In 1999 Eng-Sion Tan launched a company called Third Voice, a browser plug-in that created a sidebar on web pages and allowed surfers to annotate the page by adding their comments. The service quickly devolved into web graffiti and shut it’s doors two years later.
Even though Third Voice is gone, the idea had some value. And soon Jean Sini and Marc Meyer will be launching something that has some of the characteristics of Third Voice, but which will not have the same graffiti result. They call it Stickis.
Stickis is still in private alpha. I don’t have credentials yet (they are keeping it very quiet and don’t want screen shots on the web), but Marc and Jean came by last week to give me a peak at the service. You can request an alpha invitation on their home page.
To be honest, it took me a while to get it. The reason: they’ve built a platform that has at least two or three killer applications and I saw so much in so short a time that I was getting lost. I slowed things down by asking dumb questions and, in the process became pretty fired up about stickis in general.
Once you are registered, you can add a “sticki” to any web page with your notes, which can be in the form of text or dragged in images. Every time you return to that page you can pull up your sticki. For lots of sites that I interact with, the ability to keep these notes is very interesting. Notes can be shared with friends or kept private.
You can also subscribe to feeds from other sites, and if those feeds have linked to the current site you are visiting that content will also appear in the stickis. For instance, If you were to go to the Sticki site, and you had subscribed to the TechCrunch feed, you would see this post included in the sticki.
They’ve also included a master page to manage the content you’ve distributed on various pages, and add feeds and friend’s content.
Marc and Jean are in the process of raising an angel round – everything to date has been created on their own dime and with their own time. They’ve been working on it for about a year.









Hey Mike, thanks for the post! It took us a while to refine and build up the metaphors and flows we foster with stickis, so it was great seeing you grokking them, in no time at all, after the initial shock.
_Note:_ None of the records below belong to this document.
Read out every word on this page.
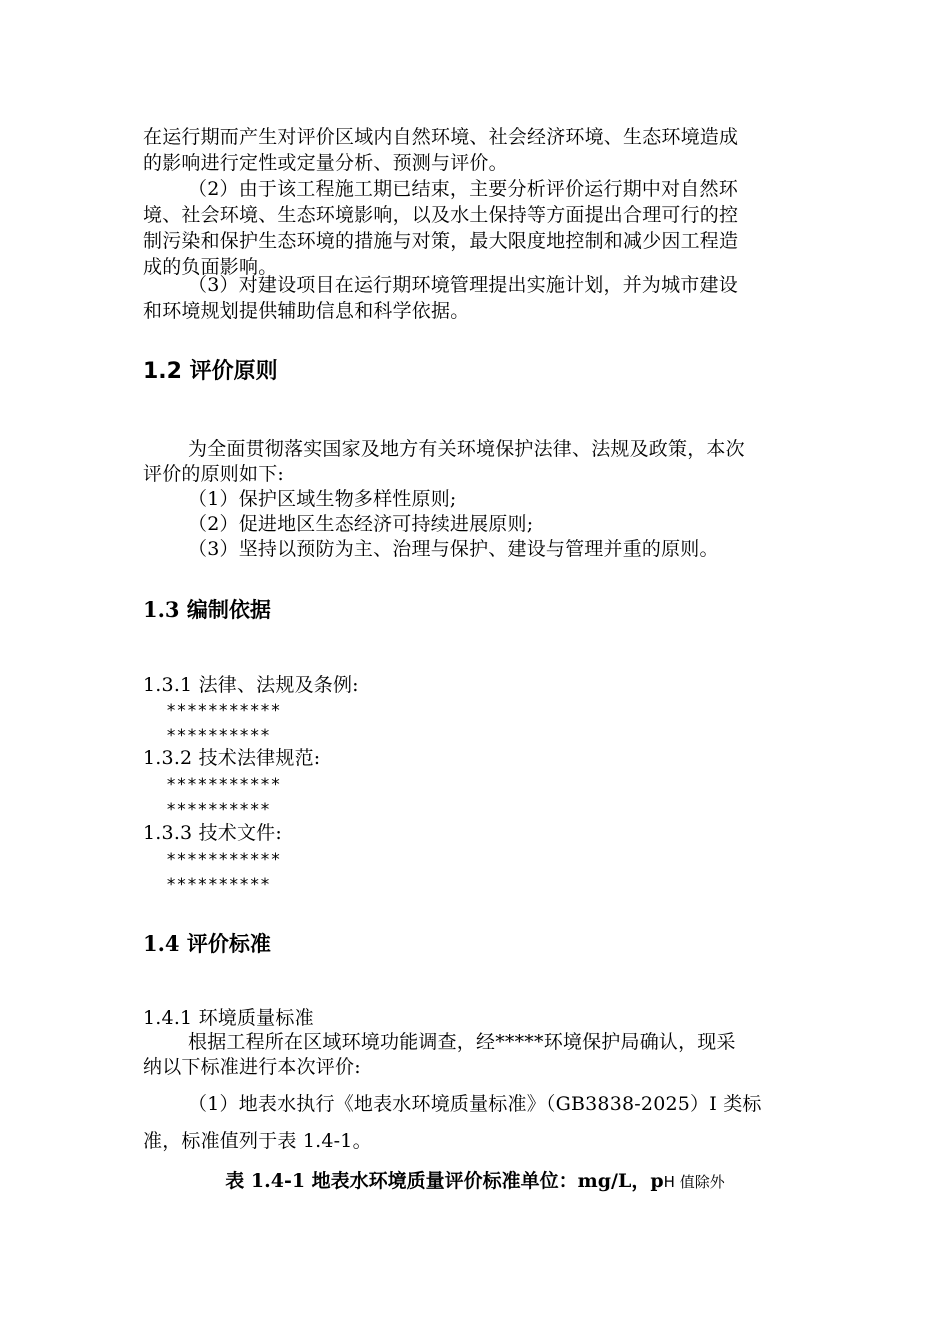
在运行期而产生对评价区域内自然环境、社会经济环境、生态环境造成
的影响进行定性或定量分析、预测与评价。
（2）由于该工程施工期已结束，主要分析评价运行期中对自然环
境、社会环境、生态环境影响，以及水土保持等方面提出合理可行的控
制污染和保护生态环境的措施与对策，最大限度地控制和减少因工程造
成的负面影响。
（3）对建设项目在运行期环境管理提出实施计划，并为城市建设
和环境规划提供辅助信息和科学依据。
1.2 评价原则
为全面贯彻落实国家及地方有关环境保护法律、法规及政策，本次
评价的原则如下:
（1）保护区域生物多样性原则;
（2）促进地区生态经济可持续进展原则;
（3）坚持以预防为主、治理与保护、建设与管理并重的原则。
1.3 编制依据
1.3.1 法律、法规及条例:
***********
**********
1.3.2 技术法律规范:
***********
**********
1.3.3 技术文件:
***********
**********
1.4 评价标准
1.4.1 环境质量标准
根据工程所在区域环境功能调查，经*****环境保护局确认，现采
纳以下标准进行本次评价:
（1）地表水执行《地表水环境质量标准》（GB3838-2025）I 类标
准，标准值列于表 1.4-1。
表 1.4-1 地表水环境质量评价标准单位：mg/L，pH 值除外
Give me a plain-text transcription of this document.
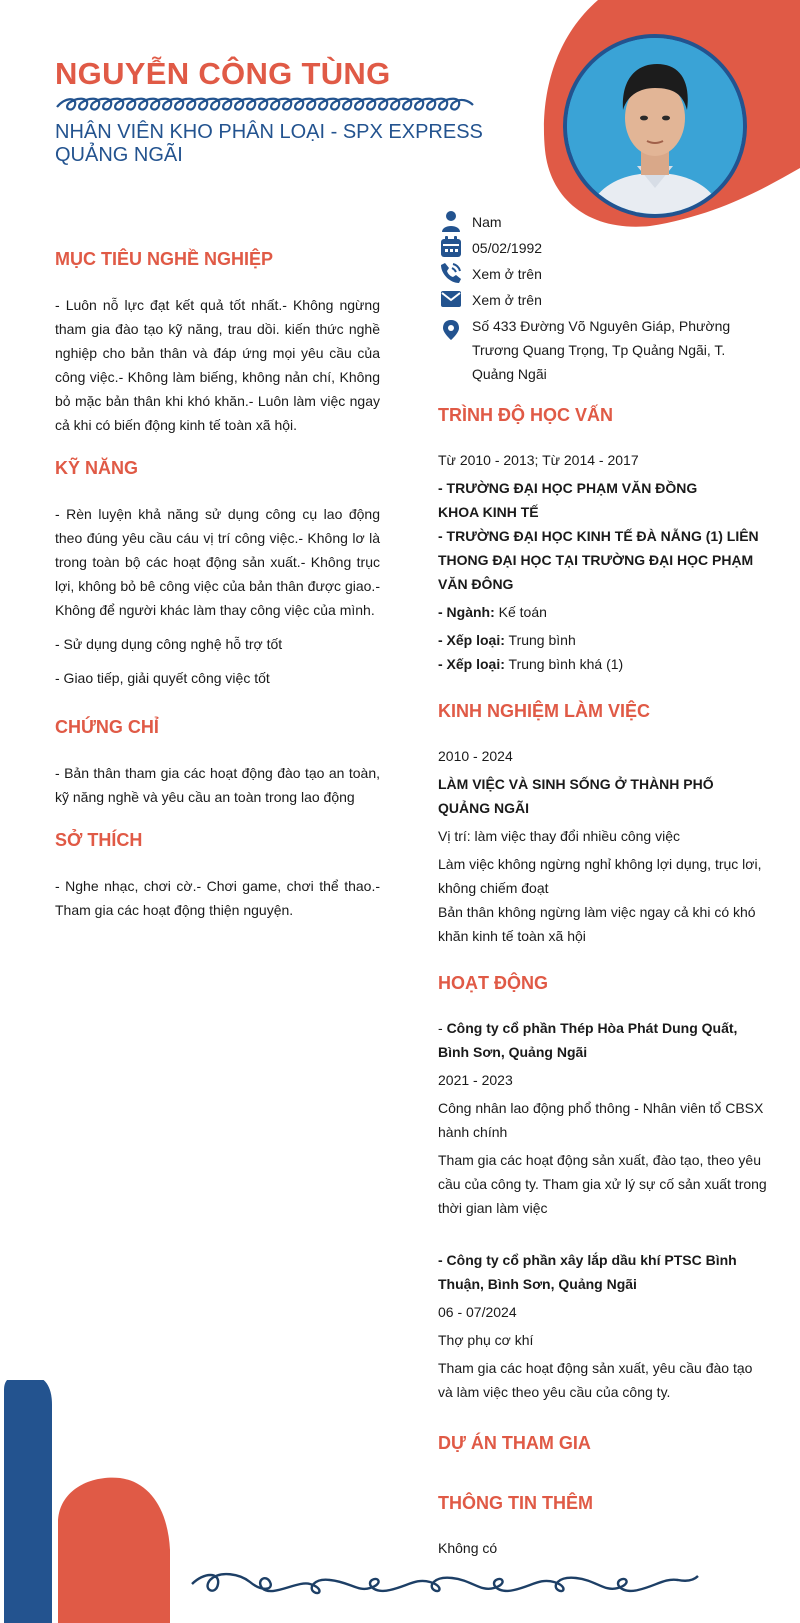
NGUYỄN CÔNG TÙNG
NHÂN VIÊN KHO PHÂN LOẠI - SPX EXPRESS QUẢNG NGÃI
Nam
05/02/1992
Xem ở trên
Xem ở trên
Số 433 Đường Võ Nguyên Giáp, Phường Trương Quang Trọng, Tp Quảng Ngãi, T. Quảng Ngãi
MỤC TIÊU NGHỀ NGHIỆP
- Luôn nỗ lực đạt kết quả tốt nhất.- Không ngừng tham gia đào tạo kỹ năng, trau dồi. kiến thức nghề nghiệp cho bản thân và đáp ứng mọi yêu cầu của công việc.- Không làm biếng, không nản chí, Không bỏ mặc bản thân khi khó khăn.- Luôn làm việc ngay cả khi có biến động kinh tế toàn xã hội.
KỸ NĂNG

- Rèn luyện khả năng sử dụng công cụ lao động theo đúng yêu cầu cáu vị trí công việc.- Không lơ là trong toàn bộ các hoạt động sản xuất.- Không trục lợi, không bỏ bê công việc của bản thân được giao.- Không để người khác làm thay công việc của mình.

- Sử dụng dụng công nghệ hỗ trợ tốt

- Giao tiếp, giải quyết công việc tốt

CHỨNG CHỈ
- Bản thân tham gia các hoạt động đào tạo an toàn, kỹ năng nghề và yêu cầu an toàn trong lao động
SỞ THÍCH
- Nghe nhạc, chơi cờ.- Chơi game, chơi thể thao.- Tham gia các hoạt động thiện nguyện.
TRÌNH ĐỘ HỌC VẤN

Từ 2010 - 2013; Từ 2014 - 2017

- TRƯỜNG ĐẠI HỌC PHẠM VĂN ĐỒNG

KHOA KINH TẾ

- TRƯỜNG ĐẠI HỌC KINH TẾ ĐÀ NẴNG (1) LIÊN THONG ĐẠI HỌC TẠI TRƯỜNG ĐẠI HỌC PHẠM VĂN ĐÔNG

- Ngành: Kế toán

- Xếp loại: Trung bình

- Xếp loại: Trung bình khá (1)

KINH NGHIỆM LÀM VIỆC

2010 - 2024

LÀM VIỆC VÀ SINH SỐNG Ở THÀNH PHỐ QUẢNG NGÃI

Vị trí: làm việc thay đổi nhiều công việc

Làm việc không ngừng nghỉ không lợi dụng, trục lơi, không chiếm đoạt

Bản thân không ngừng làm việc ngay cả khi có khó khăn kinh tế toàn xã hội

HOẠT ĐỘNG

- Công ty cổ phần Thép Hòa Phát Dung Quất, Bình Sơn, Quảng Ngãi

2021 - 2023

Công nhân lao động phổ thông - Nhân viên tổ CBSX hành chính

Tham gia các hoạt động sản xuất, đào tạo, theo yêu cầu của công ty. Tham gia xử lý sự cố sản xuất trong thời gian làm việc

- Công ty cổ phần xây lắp dầu khí PTSC Bình Thuận, Bình Sơn, Quảng Ngãi

06 - 07/2024

Thợ phụ cơ khí

Tham gia các hoạt động sản xuất, yêu cầu đào tạo và làm việc theo yêu cầu của công ty.

DỰ ÁN THAM GIA
THÔNG TIN THÊM
Không có
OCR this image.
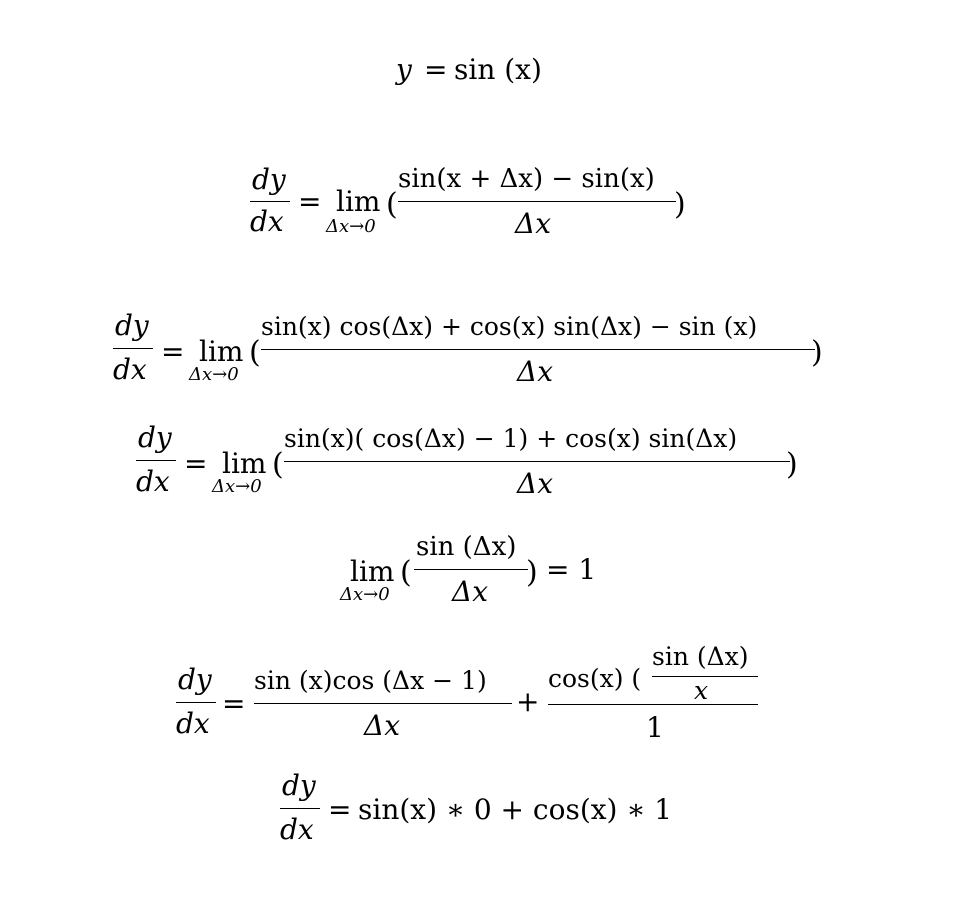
y = sin (x)
dy
dx
= lim
Δx→0
(
sin(x + Δx) − sin(x)
Δx
)
dy
dx
= lim
Δx→0
(
sin(x) cos(Δx) + cos(x) sin(Δx) − sin (x)
Δx
)
dy
dx
= lim
Δx→0
(
sin(x)( cos(Δx) − 1) + cos(x) sin(Δx)
Δx
)
lim
Δx→0
(
sin (Δx)
Δx
) = 1
dy
dx
=
sin (x)cos (Δx − 1)
Δx
+
cos(x) (
sin (Δx)
x
1
dy
dx
= sin(x) ∗ 0 + cos(x) ∗ 1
Can’t wait to get this plugin!!! Many time I am looking at some interesting web applications and would like to quickly see they have been profiled by Techcrunch. This would be perfect!
good grief! it’s 1999 all over again.
This sounds very similar to a plugin for firefox called “outfoxed”. Same concept, users post reviews of sites as well as whether they are good, bad, neutral. Of course, “Stickis” sounds much more indepth.
Outfoxed can be found here for comparison:
http://getoutfoxed.com/about
Can’t wait to be able to play with it!
Great idea, however, I’m at a loss as to how makes a buck with this concept.
Also check out Wikalong, web annotation that attempts to solve the graffiti problem by making the annotations editable:
http://www.wikalong.org/
This also sounds like another Firefox extension called ‘PurpleBunny’ used to write comments about web pages…
http://www.purplebunny.com
I’m have trouble understanding why you think Stickies, Diigo and trailfire are in the same category.
Trailfire is a tool of self expression … blogging light.
Diigo is a tool for research with advanced bookmarking features
Stickies feels like an advanced RSS reader. I’ve only had this one for about a week so i could be wrong…
The only thing i see in common is marking the pages or tags. What people use them for and how they present the content they create is VERY different.